I don't think UV_BAU_MESSAGE is really critical in that the world
explodes if it gets processed a little later. AFAIK it's just
used for user space TLB flushes. So putting it in a lower bucket
is fine.
BTW these priorities don't make too much difference anyways, it only
helps slightly under livelock situations when a lot of messages
are pending in the APIC. They're not a full spl like scheme.
> I can see why REBOOT_VECTOR need to be highest priority.
In theory a NMI would be be even better, but that has the usual
problems with broken systems that don't handle NMIs properly.

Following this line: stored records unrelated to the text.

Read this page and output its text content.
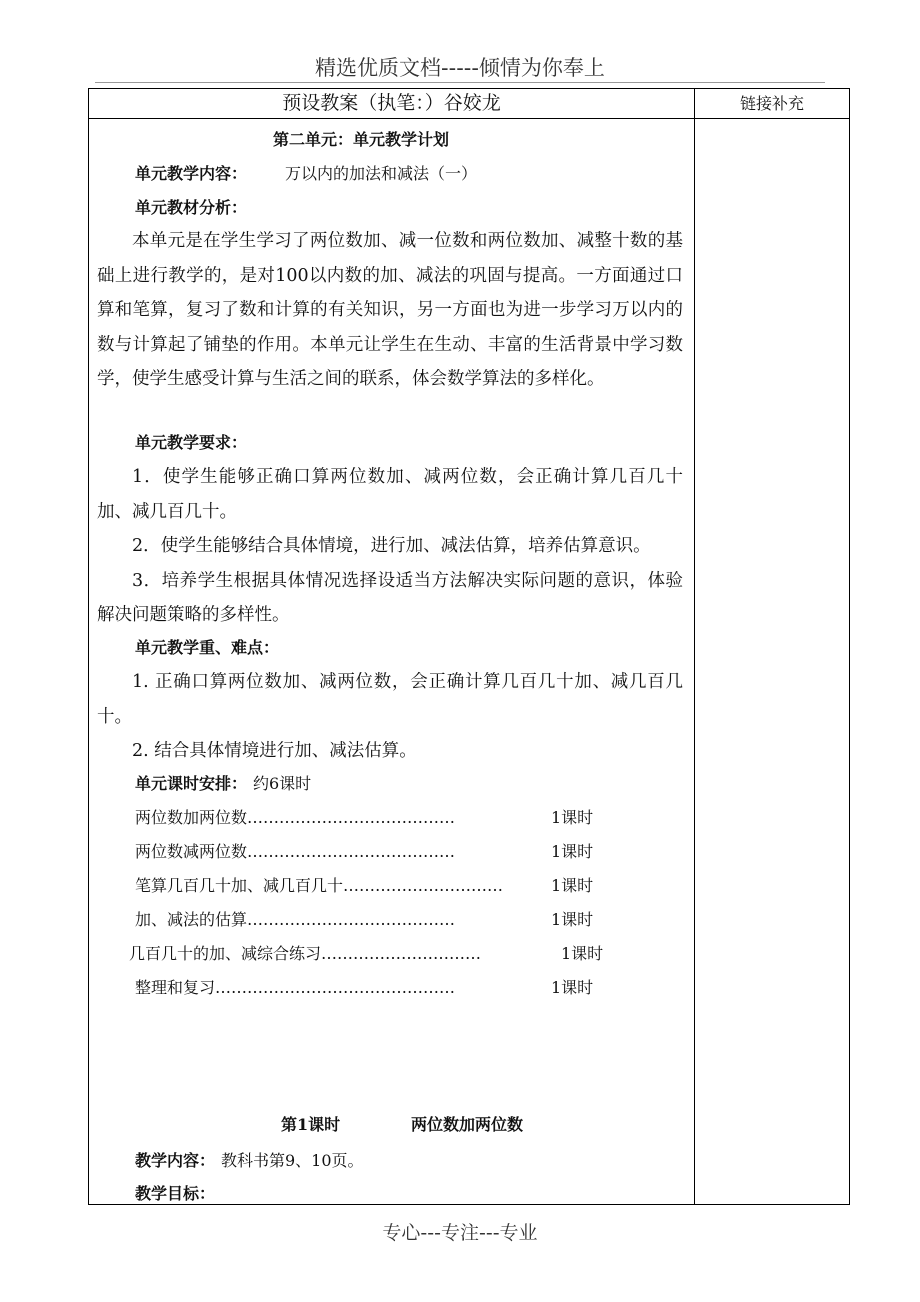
精选优质文档-----倾情为你奉上
预设教案（执笔：）谷姣龙	链接补充
第二单元：单元教学计划
单元教学内容： 万以内的加法和减法（一）
单元教材分析：

本单元是在学生学习了两位数加、减一位数和两位数加、减整十数的基础上进行教学的，是对100以内数的加、减法的巩固与提高。一方面通过口算和笔算，复习了数和计算的有关知识，另一方面也为进一步学习万以内的数与计算起了铺垫的作用。本单元让学生在生动、丰富的生活背景中学习数学，使学生感受计算与生活之间的联系，体会数学算法的多样化。

单元教学要求：

1．使学生能够正确口算两位数加、减两位数，会正确计算几百几十加、减几百几十。

2．使学生能够结合具体情境，进行加、减法估算，培养估算意识。

3．培养学生根据具体情况选择设适当方法解决实际问题的意识，体验解决问题策略的多样性。

单元教学重、难点：

1. 正确口算两位数加、减两位数，会正确计算几百几十加、减几百几十。

2. 结合具体情境进行加、减法估算。

单元课时安排： 约6课时
两位数加两位数…………………………………	1课时
两位数减两位数…………………………………	1课时
笔算几百几十加、减几百几十…………………………	1课时
加、减法的估算…………………………………	1课时
几百几十的加、减综合练习…………………………	1课时
整理和复习………………………………………	1课时
第1课时	两位数加两位数
教学内容： 教科书第9、10页。
教学目标：
专心---专注---专业
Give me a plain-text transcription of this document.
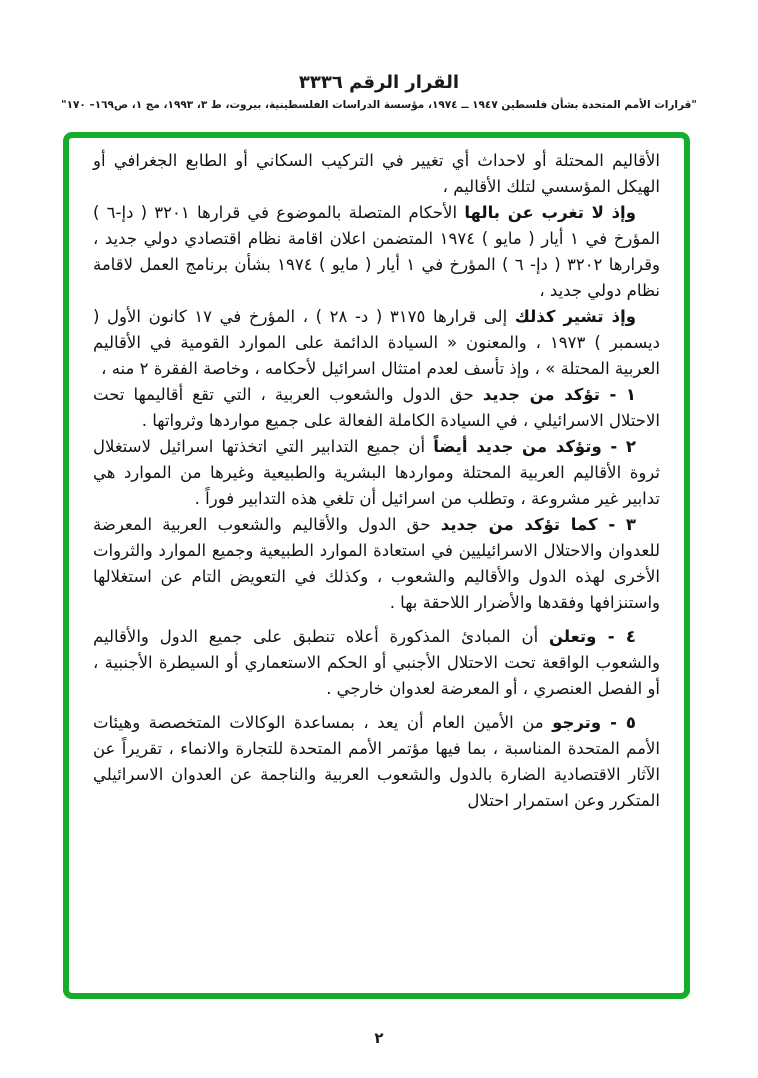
القرار الرقم ٣٣٣٦
"قرارات الأمم المتحدة بشأن فلسطين ١٩٤٧ ــ ١٩٧٤، مؤسسة الدراسات الفلسطينية، بيروت، ط ٣، ١٩٩٣، مج ١، ص١٦٩– ١٧٠"

الأقاليم المحتلة أو لاحداث أي تغيير في التركيب السكاني أو الطابع الجغرافي أو الهيكل المؤسسي لتلك الأقاليم ،

وإذ لا تغرب عن بالها الأحكام المتصلة بالموضوع في قرارها ٣٢٠١ ( دإ-٦ ) المؤرخ في ١ أيار ( مايو ) ١٩٧٤ المتضمن اعلان اقامة نظام اقتصادي دولي جديد ، وقرارها ٣٢٠٢ ( دإ- ٦ ) المؤرخ في ١ أيار ( مايو ) ١٩٧٤ بشأن برنامج العمل لاقامة نظام دولي جديد ،

وإذ تشير كذلك إلى قرارها ٣١٧٥ ( د- ٢٨ ) ، المؤرخ في ١٧ كانون الأول ( ديسمبر ) ١٩٧٣ ، والمعنون « السيادة الدائمة على الموارد القومية في الأقاليم العربية المحتلة » ، وإذ تأسف لعدم امتثال اسرائيل لأحكامه ، وخاصة الفقرة ٢ منه ،

١ - تؤكد من جديد حق الدول والشعوب العربية ، التي تقع أقاليمها تحت الاحتلال الاسرائيلي ، في السيادة الكاملة الفعالة على جميع مواردها وثرواتها .

٢ - وتؤكد من جديد أيضاً أن جميع التدابير التي اتخذتها اسرائيل لاستغلال ثروة الأقاليم العربية المحتلة ومواردها البشرية والطبيعية وغيرها من الموارد هي تدابير غير مشروعة ، وتطلب من اسرائيل أن تلغي هذه التدابير فوراً .

٣ - كما تؤكد من جديد حق الدول والأقاليم والشعوب العربية المعرضة للعدوان والاحتلال الاسرائيليين في استعادة الموارد الطبيعية وجميع الموارد والثروات الأخرى لهذه الدول والأقاليم والشعوب ، وكذلك في التعويض التام عن استغلالها واستنزافها وفقدها والأضرار اللاحقة بها .

٤ - وتعلن أن المبادئ المذكورة أعلاه تنطبق على جميع الدول والأقاليم والشعوب الواقعة تحت الاحتلال الأجنبي أو الحكم الاستعماري أو السيطرة الأجنبية ، أو الفصل العنصري ، أو المعرضة لعدوان خارجي .

٥ - وترجو من الأمين العام أن يعد ، بمساعدة الوكالات المتخصصة وهيئات الأمم المتحدة المناسبة ، بما فيها مؤتمر الأمم المتحدة للتجارة والانماء ، تقريراً عن الآثار الاقتصادية الضارة بالدول والشعوب العربية والناجمة عن العدوان الاسرائيلي المتكرر وعن استمرار احتلال

٢
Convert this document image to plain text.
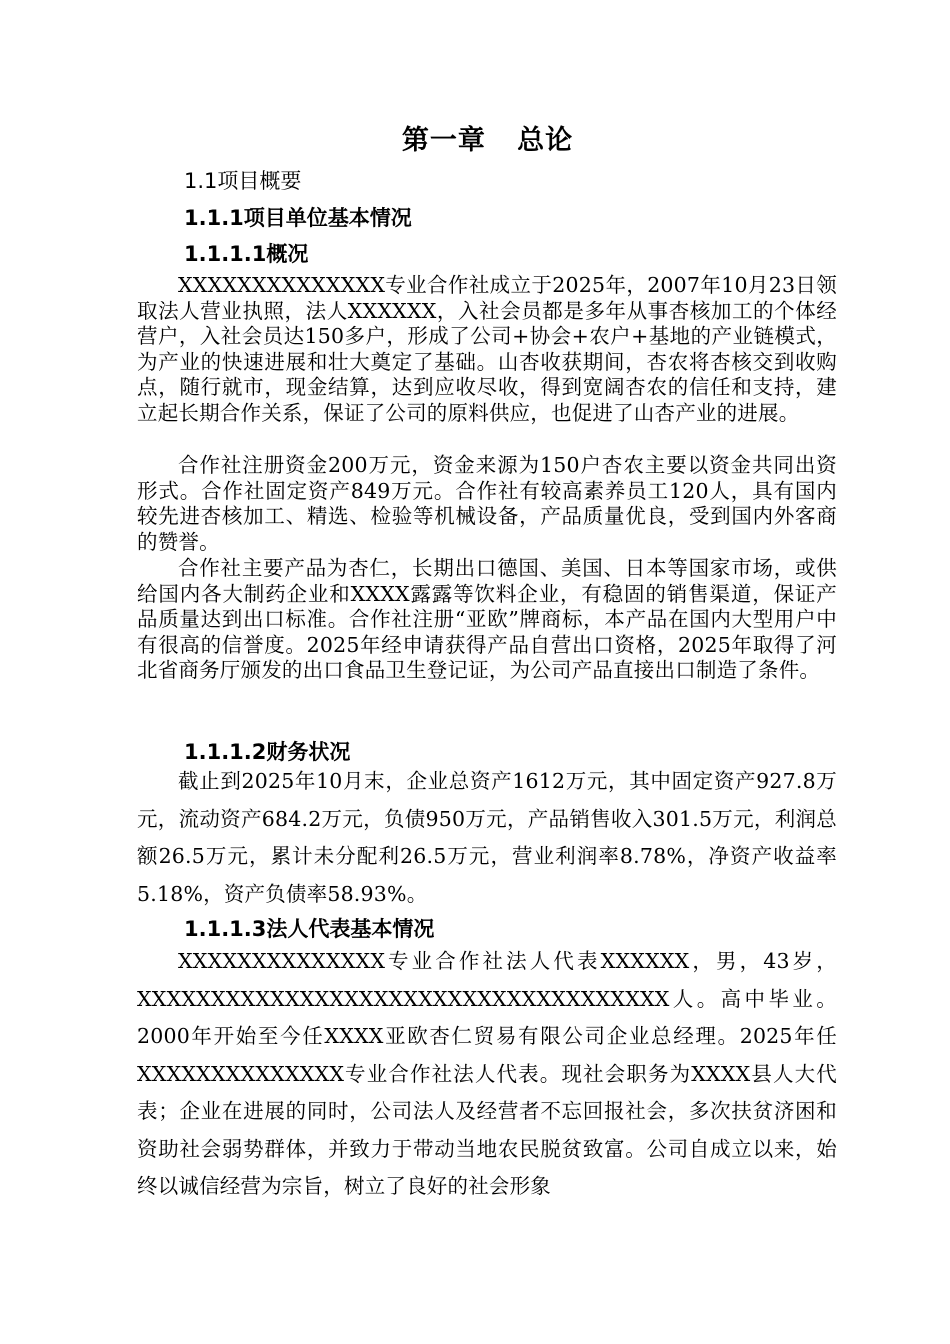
第一章   总论
1.1项目概要
1.1.1项目单位基本情况
1.1.1.1概况

XXXXXXXXXXXXXX专业合作社成立于2025年，2007年10月23日领取法人营业执照，法人XXXXXX，入社会员都是多年从事杏核加工的个体经营户，入社会员达150多户，形成了公司+协会+农户+基地的产业链模式，为产业的快速进展和壮大奠定了基础。山杏收获期间，杏农将杏核交到收购点，随行就市，现金结算，达到应收尽收，得到宽阔杏农的信任和支持，建立起长期合作关系，保证了公司的原料供应，也促进了山杏产业的进展。

合作社注册资金200万元，资金来源为150户杏农主要以资金共同出资形式。合作社固定资产849万元。合作社有较高素养员工120人，具有国内较先进杏核加工、精选、检验等机械设备，产品质量优良，受到国内外客商的赞誉。

合作社主要产品为杏仁，长期出口德国、美国、日本等国家市场，或供给国内各大制药企业和XXXX露露等饮料企业，有稳固的销售渠道，保证产品质量达到出口标准。合作社注册“亚欧”牌商标，本产品在国内大型用户中有很高的信誉度。2025年经申请获得产品自营出口资格，2025年取得了河北省商务厅颁发的出口食品卫生登记证，为公司产品直接出口制造了条件。

1.1.1.2财务状况

截止到2025年10月末，企业总资产1612万元，其中固定资产927.8万元，流动资产684.2万元，负债950万元，产品销售收入301.5万元，利润总额26.5万元，累计未分配利26.5万元，营业利润率8.78%，净资产收益率5.18%，资产负债率58.93%。

1.1.1.3法人代表基本情况

XXXXXXXXXXXXXX专业合作社法人代表XXXXXX，男，43岁，XXXXXXXXXXXXXXXXXXXXXXXXXXXXXXXXXXXX人。高中毕业。2000年开始至今任XXXX亚欧杏仁贸易有限公司企业总经理。2025年任XXXXXXXXXXXXXX专业合作社法人代表。现社会职务为XXXX县人大代表；企业在进展的同时，公司法人及经营者不忘回报社会，多次扶贫济困和资助社会弱势群体，并致力于带动当地农民脱贫致富。公司自成立以来，始终以诚信经营为宗旨，树立了良好的社会形象
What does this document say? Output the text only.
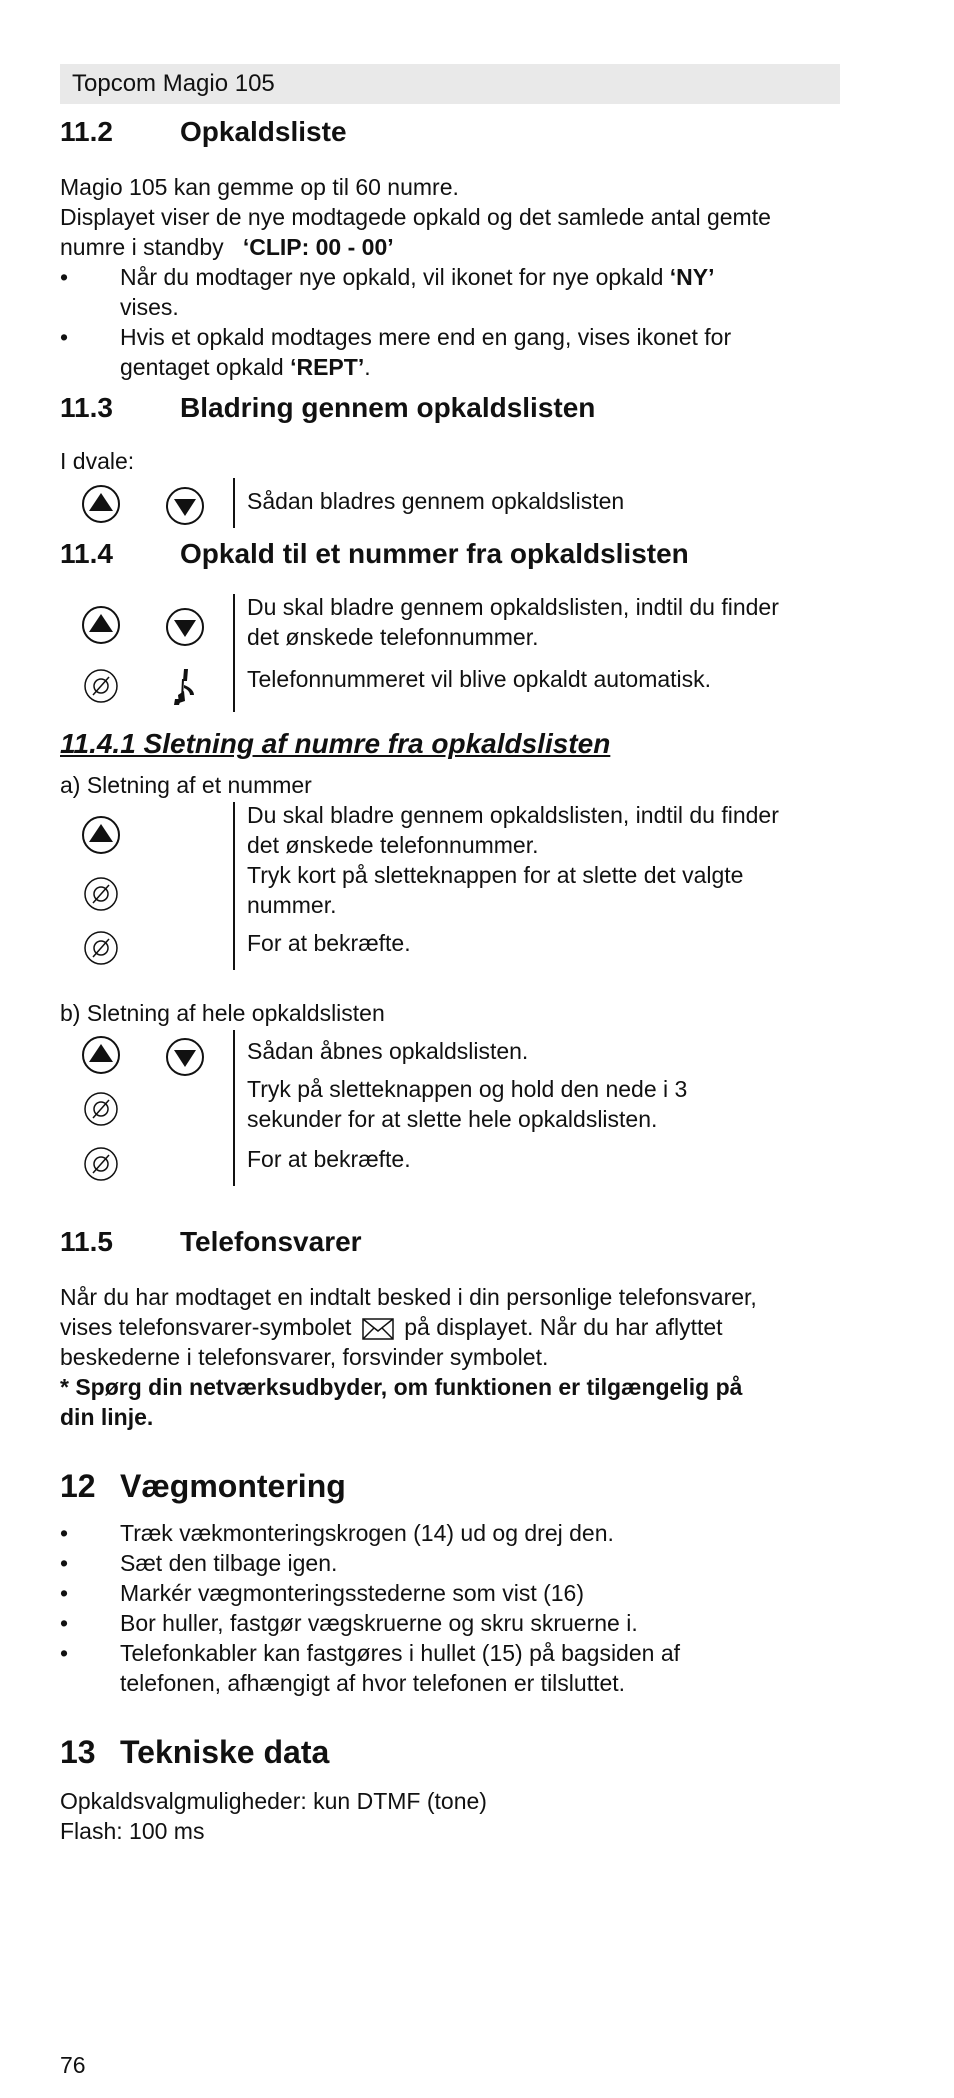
Topcom Magio 105
11.2 Opkaldsliste
Magio 105 kan gemme op til 60 numre.
Displayet viser de nye modtagede opkald og det samlede antal gemte
numre i standby ‘CLIP: 00 - 00’
• Når du modtager nye opkald, vil ikonet for nye opkald ‘NY’
vises.
• Hvis et opkald modtages mere end en gang, vises ikonet for
gentaget opkald ‘REPT’.
11.3 Bladring gennem opkaldslisten
I dvale:
Sådan bladres gennem opkaldslisten
11.4 Opkald til et nummer fra opkaldslisten
Du skal bladre gennem opkaldslisten, indtil du finder
det ønskede telefonnummer.
Telefonnummeret vil blive opkaldt automatisk.
11.4.1 Sletning af numre fra opkaldslisten
a) Sletning af et nummer
Du skal bladre gennem opkaldslisten, indtil du finder
det ønskede telefonnummer.
Tryk kort på sletteknappen for at slette det valgte
nummer.
For at bekræfte.
b) Sletning af hele opkaldslisten
Sådan åbnes opkaldslisten.
Tryk på sletteknappen og hold den nede i 3
sekunder for at slette hele opkaldslisten.
For at bekræfte.
11.5 Telefonsvarer
Når du har modtaget en indtalt besked i din personlige telefonsvarer,
vises telefonsvarer-symbolet på displayet. Når du har aflyttet
beskederne i telefonsvarer, forsvinder symbolet.
* Spørg din netværksudbyder, om funktionen er tilgængelig på
din linje.
12 Vægmontering
• Træk vækmonteringskrogen (14) ud og drej den.
• Sæt den tilbage igen.
• Markér vægmonteringsstederne som vist (16)
• Bor huller, fastgør vægskruerne og skru skruerne i.
• Telefonkabler kan fastgøres i hullet (15) på bagsiden af
telefonen, afhængigt af hvor telefonen er tilsluttet.
13 Tekniske data
Opkaldsvalgmuligheder: kun DTMF (tone)
Flash: 100 ms
76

> Maybe you could pull down THERMAL_APIC_VECTOR/THRESHOLD_APIC_VECTOR
> instead. Why you choose UV_BAU_MESSAGE?
Thermal should probably stay in the high bucket too, but yes THRESHOLD_APIC
could be used too.
-Andi
P.S.: This patch is imho a 2.6.30 candidate too, without it all panics
with interrupts off (including all machimne checks) print ugly backtraces.
This has been a regression since two releases or so.
--
[email protected] -- Speaking for myself only.